Fleta Page May 27, 2012
58-year-old Steve Bryant stretches his hamstrings. Photo: Colleen Petch
THEY have an average age of 42, with two players over 50 and four over 40. They claim to be too old to walk properly after a 90-minute game, let alone train, but Capital Football thinks this team should be playing in the ACT's second best league.
With a former top-level English player in Steve Bryant and four other former National Soccer League players, there's no doubt Monaro's team in State League 6 is talented. Too talented for the Masters league.
Last year most of them were playing for Woden and won the State League 2 competition, but when they were told they had to go to State League 1, one step below the Premier League, they rebelled.
''We couldn't play in State League 1, it would be embarrassing,'' Bryant, 58, said. ''Chasing young kids around would nearly kill half of us. We don't train - we're too old - we play on a Saturday, and it takes us until Thursday to walk properly, most of us.''
The team, who want to play together each week in preparation for an annual masters tournament in Queensland, lost several players after the promotion ruling.
Knowing they weren't allowed to re-enter division two, the rest went looking for a new team, and found that the division six team at Monaro had several vacancies.
Bryant accepts dropping four divisions may not be the fairest outcome but says the punishment, being allowed to stay in division 6 but docked 24 competition points, doesn't fit the crime.
''Juventus in the Serie A in Italy were docked 21 points for corruption and match fixing.

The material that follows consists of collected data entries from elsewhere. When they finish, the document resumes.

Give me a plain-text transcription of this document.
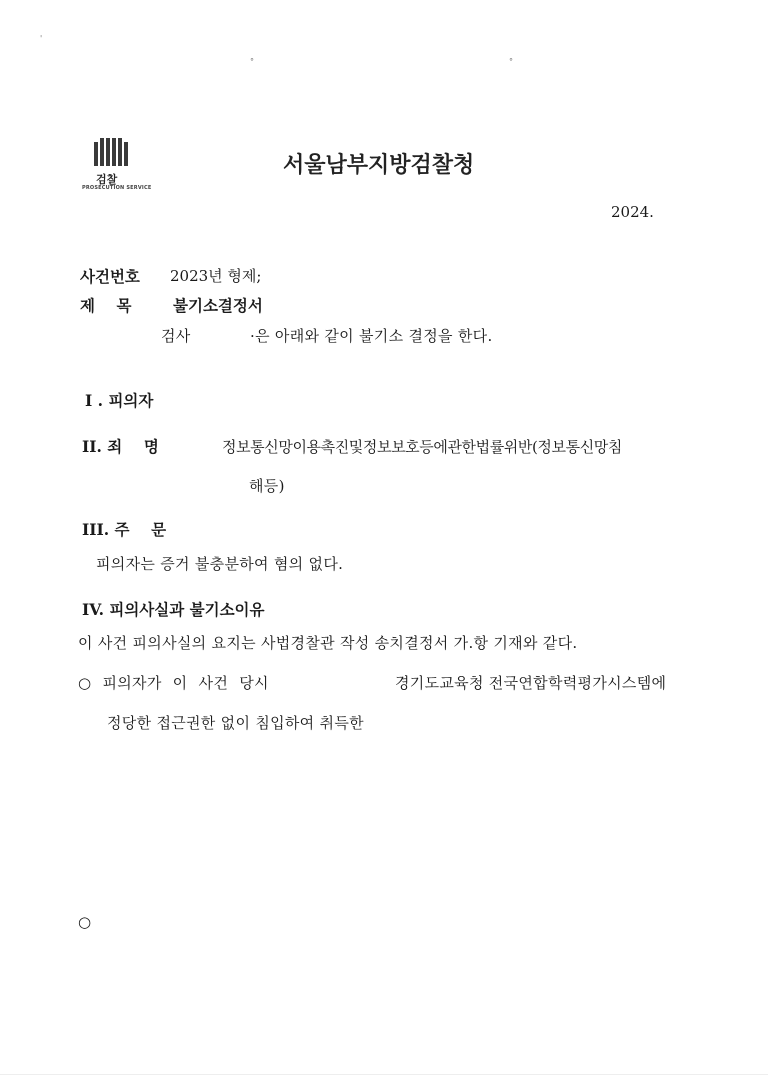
°	°
'
검찰
PROSECUTION SERVICE
서울남부지방검찰청
2024.
사건번호 2023년 형제;
제    목	불기소결정서
검사	·은 아래와 같이 불기소 결정을 한다.
I . 피의자
II. 죄    명	정보통신망이용촉진및정보보호등에관한법률위반(정보통신망침
해등)
III. 주    문
피의자는 증거 불충분하여 혐의 없다.
IV. 피의사실과 불기소이유
이 사건 피의사실의 요지는 사법경찰관 작성 송치결정서 가.항 기재와 같다.
○ 피의자가 이 사건 당시	경기도교육청 전국연합학력평가시스템에
정당한 접근권한 없이 침입하여 취득한
○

We're in Canberra in State League 6, and they've deducted 24 points off us, which is basically I think so we can't make the [finals],'' Bryant said of the outcome of an independent tribunal hearing organised by Capital Football.
''You get the federation saying you can't play in State League 6, which is fair, but State League 1 is a ginormous step for everybody, you're playing against young kids, training every week, up and coming lads - it would be too difficult for us and it's duty of care, they wouldn't be able to insure us for enough.
''We've seen what happens to young fit men in the English Premier League, where a boy nearly died on the pitch.''
Capital Football Competition Manager, Alasdair Grocock said the original Woden side's promotion to division one was about maintaining the integrity of the competition,
''You can't have a team running around in a competition who are clearly better than the other nine teams in the competition who are no chance of winning,'' he said.
Grocock said while there is no mandatory promotion and relegation in the competition, ''the criteria set down states that if there are teams that have clearly over-performed or under-performed and there was a position available, teams will be promoted and or relegated accordingly''.
As for the duty of care to the older players, Grocock said: ''I can only base Capital Football's view on results - it's an open age men's competition … it's all based on ability, it's not based on age.''
With 24 points gone, there's no chance of Monaro winning division six, but a 1-0 win over Belconnen United yesterday continued their unbeaten run, with seven wins from seven matches.
''But we've struggled to win the games, it's not as if we've blasted everybody off the pitch,'' Bryant said. ''We meet up on Saturday, find out who's OK and we start with as many players as we have - we started with eight or nine sometimes last year because some of us just can't cope with it.''
In the Premier League yesterday, Belconnen United kept their unbeaten run going with a 1-0 win over Tuggeranong United. David Kemp was the goal scorer, tapping in a cross from Cameron Reinhart in the 56th minute. Reinhart received a chip from the midfield, and looked offside, but the visitors didn't get the call. Belconnen substitute, Zac Maybury, lasted two minutes before being sent off for stomping on Chris Ruiz.